- Directed by: Elmer Clifton
- Written by: Walter Ripperger George Rosener Elmer Clifton
- Produced by: Max Alexander George M. Merrick
- Starring: Rose Hobart Michael Whalen Joan Woodbury
- Cinematography: Edward Linden
- Edited by: Charles Henkel Jr.
- Music by: Marvin Hatley
- Production company: Merrick-Alexander Productions
- Distributed by: Select Attractions Renown Pictures (UK)
- Release date: September 12, 1941;
- Running time: 73 minutes
- Country: United States
- Language: English

= I'll Sell My Life =

1941 film

I'll Sell My Life is a 1941 American crime film directed by Elmer Clifton and starring Rose Hobart, Michael Whalen and Joan Woodbury.
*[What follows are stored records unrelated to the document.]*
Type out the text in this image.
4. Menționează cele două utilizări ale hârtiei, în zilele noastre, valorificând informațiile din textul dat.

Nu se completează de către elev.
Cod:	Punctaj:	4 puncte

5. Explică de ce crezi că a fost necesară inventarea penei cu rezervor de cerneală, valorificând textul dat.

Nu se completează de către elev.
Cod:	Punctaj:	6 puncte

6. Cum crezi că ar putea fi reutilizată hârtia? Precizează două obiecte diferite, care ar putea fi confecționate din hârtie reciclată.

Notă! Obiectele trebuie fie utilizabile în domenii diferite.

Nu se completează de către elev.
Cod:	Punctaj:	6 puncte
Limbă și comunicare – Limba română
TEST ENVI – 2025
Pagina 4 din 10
The film was based on the Street & Smith I'll Buy Your Life by Walter Ripperger.

==Plot==
Two hirelings report to their boss Mr. Bochini that they witnessed his lover being murdered by another woman unknown to them.
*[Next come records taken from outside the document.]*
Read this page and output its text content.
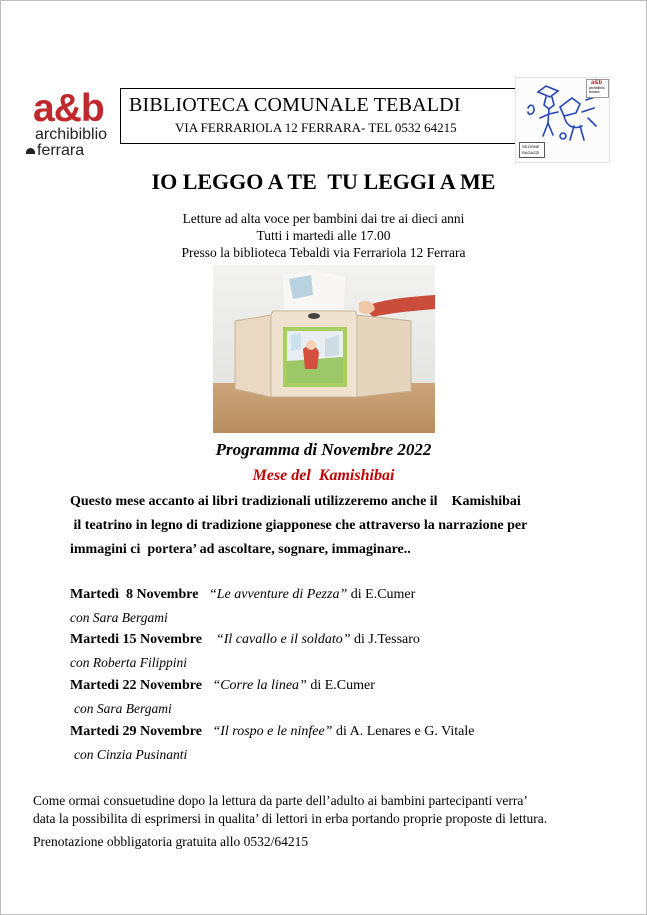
a&b
archibiblio
ferrara
BIBLIOTECA COMUNALE TEBALDI
VIA FERRARIOLA 12 FERRARA- TEL 0532 64215
a&b
archibiblio
ferrara
SEZIONE
RAGAZZI
IO LEGGO A TE  TU LEGGI A ME
Letture ad alta voce per bambini dai tre ai dieci anni
Tutti i martedi alle 17.00
Presso la biblioteca Tebaldi via Ferrariola 12 Ferrara
Programma di Novembre 2022
Mese del  Kamishibai
Questo mese accanto ai libri tradizionali utilizzeremo anche il    Kamishibai
il teatrino in legno di tradizione giapponese che attraverso la narrazione per
immagini ci  portera’ ad ascoltare, sognare, immaginare..
Martedì  8 Novembre “Le avventure di Pezza” di E.Cumer
con Sara Bergami
Martedi 15 Novembre “Il cavallo e il soldato” di J.Tessaro
con Roberta Filippini
Martedi 22 Novembre “Corre la linea” di E.Cumer
con Sara Bergami
Martedi 29 Novembre “Il rospo e le ninfee” di A. Lenares e G. Vitale
con Cinzia Pusinanti
Come ormai consuetudine dopo la lettura da parte dell’adulto ai bambini partecipanti verra’
data la possibilita di esprimersi in qualita’ di lettori in erba portando proprie proposte di lettura.
Prenotazione obbligatoria gratuita allo 0532/64215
Mordecai Breen the editor of a small newspaper called "The Friend in Need", notices an unusual classified advertisement offering "I'll Buy Your Life". He visits the address where he views Dale Layden waiting to be interviewed, but another woman named Valencia Duncan tells Breen that Albert Darnell, who placed the ad will only see women.
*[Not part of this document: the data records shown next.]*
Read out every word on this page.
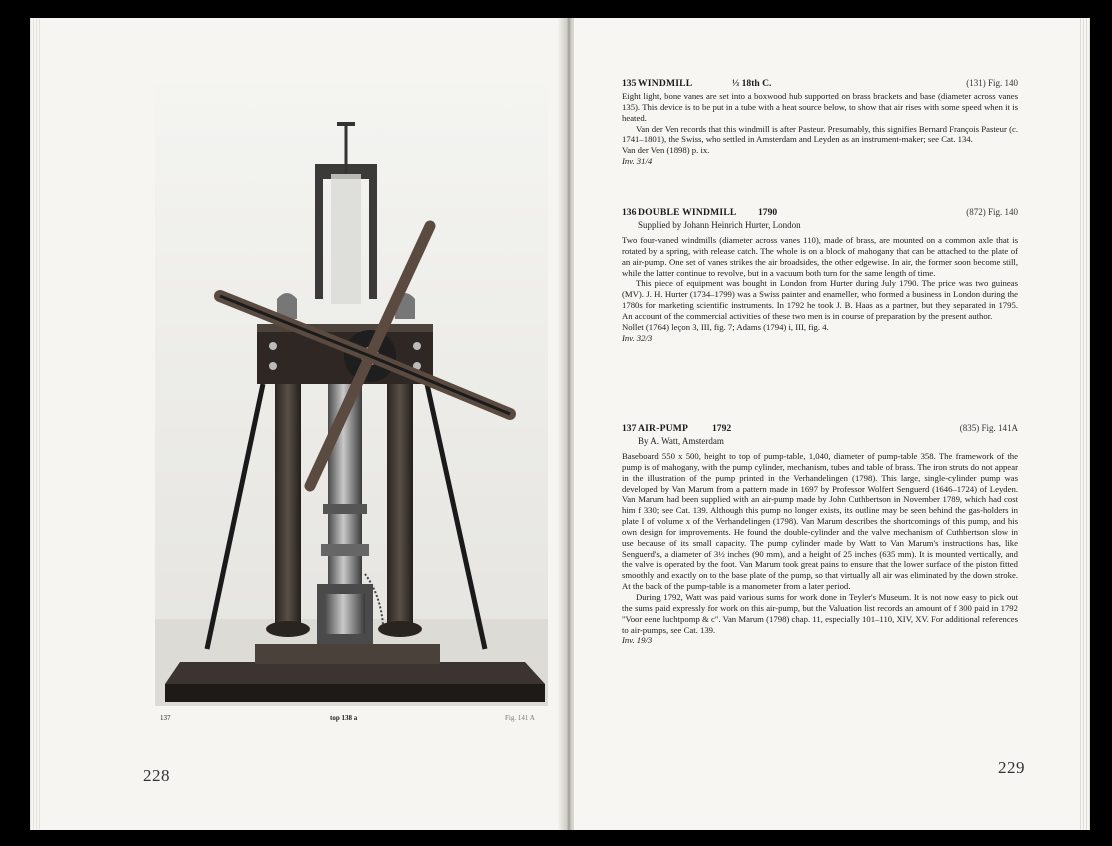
137	top 138 a	Fig. 141 A
228
135 WINDMILL	⅓ 18th C.	(131) Fig. 140

Eight light, bone vanes are set into a boxwood hub supported on brass brackets and base (diameter across vanes 135). This device is to be put in a tube with a heat source below, to show that air rises with some speed when it is heated.

Van der Ven records that this windmill is after Pasteur. Presumably, this signifies Bernard François Pasteur (c. 1741–1801), the Swiss, who settled in Amsterdam and Leyden as an instrument-maker; see Cat. 134.

Van der Ven (1898) p. ix.

Inv. 31/4
136 DOUBLE WINDMILL 1790	(872) Fig. 140
Supplied by Johann Heinrich Hurter, London

Two four-vaned windmills (diameter across vanes 110), made of brass, are mounted on a common axle that is rotated by a spring, with release catch. The whole is on a block of mahogany that can be attached to the plate of an air-pump. One set of vanes strikes the air broadsides, the other edgewise. In air, the former soon become still, while the latter continue to revolve, but in a vacuum both turn for the same length of time.

This piece of equipment was bought in London from Hurter during July 1790. The price was two guineas (MV). J. H. Hurter (1734–1799) was a Swiss painter and enameller, who formed a business in London during the 1780s for marketing scientific instruments. In 1792 he took J. B. Haas as a partner, but they separated in 1795. An account of the commercial activities of these two men is in course of preparation by the present author.

Nollet (1764) leçon 3, III, fig. 7; Adams (1794) i, III, fig. 4.

Inv. 32/3
137 AIR-PUMP 1792	(835) Fig. 141A
By A. Watt, Amsterdam

Baseboard 550 x 500, height to top of pump-table, 1,040, diameter of pump-table 358. The framework of the pump is of mahogany, with the pump cylinder, mechanism, tubes and table of brass. The iron struts do not appear in the illustration of the pump printed in the Verhandelingen (1798). This large, single-cylinder pump was developed by Van Marum from a pattern made in 1697 by Professor Wolfert Senguerd (1646–1724) of Leyden. Van Marum had been supplied with an air-pump made by John Cuthbertson in November 1789, which had cost him f 330; see Cat. 139. Although this pump no longer exists, its outline may be seen behind the gas-holders in plate I of volume x of the Verhandelingen (1798). Van Marum describes the shortcomings of this pump, and his own design for improvements. He found the double-cylinder and the valve mechanism of Cuthbertson slow in use because of its small capacity. The pump cylinder made by Watt to Van Marum's instructions has, like Senguerd's, a diameter of 3½ inches (90 mm), and a height of 25 inches (635 mm). It is mounted vertically, and the valve is operated by the foot. Van Marum took great pains to ensure that the lower surface of the piston fitted smoothly and exactly on to the base plate of the pump, so that virtually all air was eliminated by the down stroke. At the back of the pump-table is a manometer from a later period.

During 1792, Watt was paid various sums for work done in Teyler's Museum. It is not now easy to pick out the sums paid expressly for work on this air-pump, but the Valuation list records an amount of f 300 paid in 1792 "Voor eene luchtpomp & c". Van Marum (1798) chap. 11, especially 101–110, XIV, XV. For additional references to air-pumps, see Cat. 139.

Inv. 19/3
229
Dale needs the $20.000 offered to pay for an operation to restore her brother's sight. Darnell informs her that she will receive $2000 now, with the rest of the money to be paid to the person or office of her choice after he own death.

Breen smells a story, Darnell, a published mystery author tells Breen that he has offered money to people to get the stories of their lives to use for future stories, but Breen is unconvinced and tries to get the truth out of Dale, who gives Breen an alias but uses his office as the address where the balance of her money will be paid.

==Cast==
- Rose Hobart as Dale Layden
- Michael Whalen as 	Mordecai Breen
- Stanley Fields as Bochini
- Joan Woodbury as Valencia Duncan
- Roscoe Ates as Happy Hogan
- Richard Bond as Albert Darnell
- Ben Taggart as Police Lt. Hammer
- Robert Regent as Philip Leyden
- Paul Maxey as Grady
- Munro Brown as	Freddie
- Robert Walker as	Lugger
- Eduardo Durant as	Eddie, Orchestra Leader
- Frances Morris as Annie Winterbottom

==Bibliography==
- Fetrow, Alan G. Feature Films, 1940-1949: a United States Filmography. McFarland, 1994.